Die deutsche Presse hat in Übereinstimmung mit den herrschenden Eliten überwiegend versucht, den Volkentscheid als negativ hinzustellen. Typische Schlagzeilen lauteten: „Die Schweiz schottet sich ab“, „Proteste gegen das Ja“, „Kritik an Schweizer Abschottung“, „Schweizer Abschottung – Ratlos im ‘Tal der Tränen“, „Schweiz schockt die Politik“, „Schweiz schneidet sich ins eigene Fleisch“, „Enttäuschtes Europa“, „Sieg der Angst vor der Überfremdung“ und so weiter.

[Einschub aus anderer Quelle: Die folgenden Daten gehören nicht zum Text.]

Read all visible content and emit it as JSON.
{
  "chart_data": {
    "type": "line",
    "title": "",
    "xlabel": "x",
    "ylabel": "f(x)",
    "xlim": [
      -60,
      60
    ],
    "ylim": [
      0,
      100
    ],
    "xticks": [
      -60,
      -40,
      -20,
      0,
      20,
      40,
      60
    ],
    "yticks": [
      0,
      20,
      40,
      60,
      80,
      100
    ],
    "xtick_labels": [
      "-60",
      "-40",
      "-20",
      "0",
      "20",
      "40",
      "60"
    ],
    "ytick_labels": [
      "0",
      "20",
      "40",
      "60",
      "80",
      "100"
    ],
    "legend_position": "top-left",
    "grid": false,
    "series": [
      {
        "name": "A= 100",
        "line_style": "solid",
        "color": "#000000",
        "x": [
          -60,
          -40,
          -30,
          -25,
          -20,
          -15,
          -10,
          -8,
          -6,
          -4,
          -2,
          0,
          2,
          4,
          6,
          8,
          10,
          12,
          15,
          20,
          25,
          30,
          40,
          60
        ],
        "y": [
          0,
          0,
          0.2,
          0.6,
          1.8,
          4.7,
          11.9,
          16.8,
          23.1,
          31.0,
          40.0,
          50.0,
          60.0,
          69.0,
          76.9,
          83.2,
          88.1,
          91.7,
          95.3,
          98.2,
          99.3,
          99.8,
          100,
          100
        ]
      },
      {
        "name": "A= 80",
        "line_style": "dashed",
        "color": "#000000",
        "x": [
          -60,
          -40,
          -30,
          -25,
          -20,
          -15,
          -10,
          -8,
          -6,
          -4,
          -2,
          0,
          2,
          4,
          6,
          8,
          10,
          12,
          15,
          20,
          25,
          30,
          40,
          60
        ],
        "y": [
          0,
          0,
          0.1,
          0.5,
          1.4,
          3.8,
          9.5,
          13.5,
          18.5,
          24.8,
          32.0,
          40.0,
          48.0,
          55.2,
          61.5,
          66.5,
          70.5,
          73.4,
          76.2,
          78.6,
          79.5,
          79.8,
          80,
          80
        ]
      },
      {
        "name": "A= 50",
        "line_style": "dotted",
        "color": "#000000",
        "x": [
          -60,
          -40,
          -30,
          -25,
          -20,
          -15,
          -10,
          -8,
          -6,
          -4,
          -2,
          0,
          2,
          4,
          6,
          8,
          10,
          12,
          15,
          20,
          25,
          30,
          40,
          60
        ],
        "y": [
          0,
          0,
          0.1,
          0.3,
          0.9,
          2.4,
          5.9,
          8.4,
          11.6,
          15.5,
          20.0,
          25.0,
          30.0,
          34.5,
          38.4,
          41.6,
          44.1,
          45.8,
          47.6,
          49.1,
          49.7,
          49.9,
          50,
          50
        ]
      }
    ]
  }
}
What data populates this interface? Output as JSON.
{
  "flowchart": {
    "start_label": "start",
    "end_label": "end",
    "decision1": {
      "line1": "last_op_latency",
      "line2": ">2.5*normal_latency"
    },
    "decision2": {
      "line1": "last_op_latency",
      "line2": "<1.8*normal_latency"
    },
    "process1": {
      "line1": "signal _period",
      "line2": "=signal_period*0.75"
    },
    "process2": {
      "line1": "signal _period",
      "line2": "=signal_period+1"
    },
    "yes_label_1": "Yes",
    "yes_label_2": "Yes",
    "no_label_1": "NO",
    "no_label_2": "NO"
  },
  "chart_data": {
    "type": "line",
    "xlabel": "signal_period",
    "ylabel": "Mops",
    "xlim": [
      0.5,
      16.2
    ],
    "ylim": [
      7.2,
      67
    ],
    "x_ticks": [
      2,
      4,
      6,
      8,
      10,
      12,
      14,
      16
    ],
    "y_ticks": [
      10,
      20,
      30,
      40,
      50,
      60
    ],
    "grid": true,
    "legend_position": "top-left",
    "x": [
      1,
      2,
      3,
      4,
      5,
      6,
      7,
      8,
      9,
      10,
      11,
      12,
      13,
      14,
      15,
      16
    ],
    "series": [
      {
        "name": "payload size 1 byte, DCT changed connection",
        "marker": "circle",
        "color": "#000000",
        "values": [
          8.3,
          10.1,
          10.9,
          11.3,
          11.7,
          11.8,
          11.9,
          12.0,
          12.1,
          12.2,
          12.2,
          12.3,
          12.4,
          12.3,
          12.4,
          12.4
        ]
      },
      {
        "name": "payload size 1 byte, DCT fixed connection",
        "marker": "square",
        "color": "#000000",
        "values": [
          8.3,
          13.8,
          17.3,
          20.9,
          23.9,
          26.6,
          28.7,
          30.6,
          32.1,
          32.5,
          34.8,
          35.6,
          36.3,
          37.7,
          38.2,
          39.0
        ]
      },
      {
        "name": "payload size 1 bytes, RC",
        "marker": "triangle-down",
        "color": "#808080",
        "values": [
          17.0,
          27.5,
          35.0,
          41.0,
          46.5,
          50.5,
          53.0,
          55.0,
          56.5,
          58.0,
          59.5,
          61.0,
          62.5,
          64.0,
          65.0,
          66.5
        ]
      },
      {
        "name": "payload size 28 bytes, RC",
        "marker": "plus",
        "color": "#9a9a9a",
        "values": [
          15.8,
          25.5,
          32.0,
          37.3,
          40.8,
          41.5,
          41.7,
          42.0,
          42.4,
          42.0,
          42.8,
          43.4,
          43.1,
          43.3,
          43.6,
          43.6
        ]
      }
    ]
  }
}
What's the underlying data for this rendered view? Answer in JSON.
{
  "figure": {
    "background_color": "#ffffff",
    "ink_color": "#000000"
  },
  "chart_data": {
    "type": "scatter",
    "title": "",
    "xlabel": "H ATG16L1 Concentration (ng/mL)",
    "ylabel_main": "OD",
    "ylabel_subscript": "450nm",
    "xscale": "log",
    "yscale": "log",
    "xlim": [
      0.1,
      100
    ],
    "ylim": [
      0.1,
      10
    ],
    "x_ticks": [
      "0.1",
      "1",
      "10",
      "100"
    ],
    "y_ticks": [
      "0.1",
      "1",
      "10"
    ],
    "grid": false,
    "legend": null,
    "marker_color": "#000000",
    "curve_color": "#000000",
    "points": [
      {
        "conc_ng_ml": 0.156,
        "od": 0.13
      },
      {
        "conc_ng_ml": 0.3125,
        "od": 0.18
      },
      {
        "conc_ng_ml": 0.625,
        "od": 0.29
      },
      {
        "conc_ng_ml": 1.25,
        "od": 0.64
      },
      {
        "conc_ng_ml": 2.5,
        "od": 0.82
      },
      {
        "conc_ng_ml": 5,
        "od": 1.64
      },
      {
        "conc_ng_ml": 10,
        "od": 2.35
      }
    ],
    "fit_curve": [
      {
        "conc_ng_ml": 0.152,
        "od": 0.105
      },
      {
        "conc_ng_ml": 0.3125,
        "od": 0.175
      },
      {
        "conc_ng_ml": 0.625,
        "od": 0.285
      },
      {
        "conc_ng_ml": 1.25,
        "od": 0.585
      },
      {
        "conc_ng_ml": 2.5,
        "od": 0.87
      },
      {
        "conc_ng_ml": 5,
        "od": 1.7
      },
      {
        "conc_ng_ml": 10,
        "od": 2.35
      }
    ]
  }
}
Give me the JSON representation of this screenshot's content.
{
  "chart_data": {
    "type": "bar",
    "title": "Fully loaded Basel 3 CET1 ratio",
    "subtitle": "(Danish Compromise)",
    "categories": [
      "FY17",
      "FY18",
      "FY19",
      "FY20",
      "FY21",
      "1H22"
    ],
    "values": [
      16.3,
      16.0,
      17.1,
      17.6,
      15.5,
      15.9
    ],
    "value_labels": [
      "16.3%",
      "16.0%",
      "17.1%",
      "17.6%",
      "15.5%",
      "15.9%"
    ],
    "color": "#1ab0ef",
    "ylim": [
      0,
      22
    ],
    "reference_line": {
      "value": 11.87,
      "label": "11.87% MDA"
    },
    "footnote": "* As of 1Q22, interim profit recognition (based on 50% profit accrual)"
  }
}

Minderwertigkeitskomplexe, „gnadenlose Vereinfacher“ und „Poltergeister“ und sonstige „Gespenster“ werden für das Debakel verantwortlich gemacht. Die Schweizer hätten „fundamentale Rechte ausgehebelt“ und einen furchtbaren „Schaden“ angerichtet. Und Martin Schulz, Präsident des EU-Parlaments, sieht kleinkarierte, rosinenpickende „Fremdenfeinde“ am Werk.
Zu den „Vereinfachern“ werden selbstverständlich nicht jene gezählt, die auf die sentimentale Tube drücken und etwa die Schlagwortmystik der „Offenheit“ oder „Weltoffenheit“ bemühen, um rationale Diskussionen zu verhindern. Hier wird wieder die übliche doppelbackige Zange angesetzt, die Allianz zwischen linker Internationalisierungsrhetorik und neoliberalen Geschäftsinteressen, die einander gegenseitig glänzend stützen und ergänzen. Während die einen beklagen, der Volksentscheid sei schlecht fürs Business, jammern die anderen, er sei schlecht für die „Vielfalt“ und allerlei humanitäre Anliegen.
Kulturträger wie der Schriftsteller Adolf Muschg „schämen“ sich schon mal kräftig, daß ihre Landsleute „einen tiefen Mangel an kosmopolitischer Substanz“ gezeigt hätten, was natürlich das Wichtigste auf der ganzen Welt ist. Demonstranten gegen den Volksentscheid in Zürich marschierten mit vielsagenden Transparenten auf: „Gegen Rassismus und Repression: Internationale Solidarität“ oder „Refugees welcome“ oder für „eine offene Schweiz“.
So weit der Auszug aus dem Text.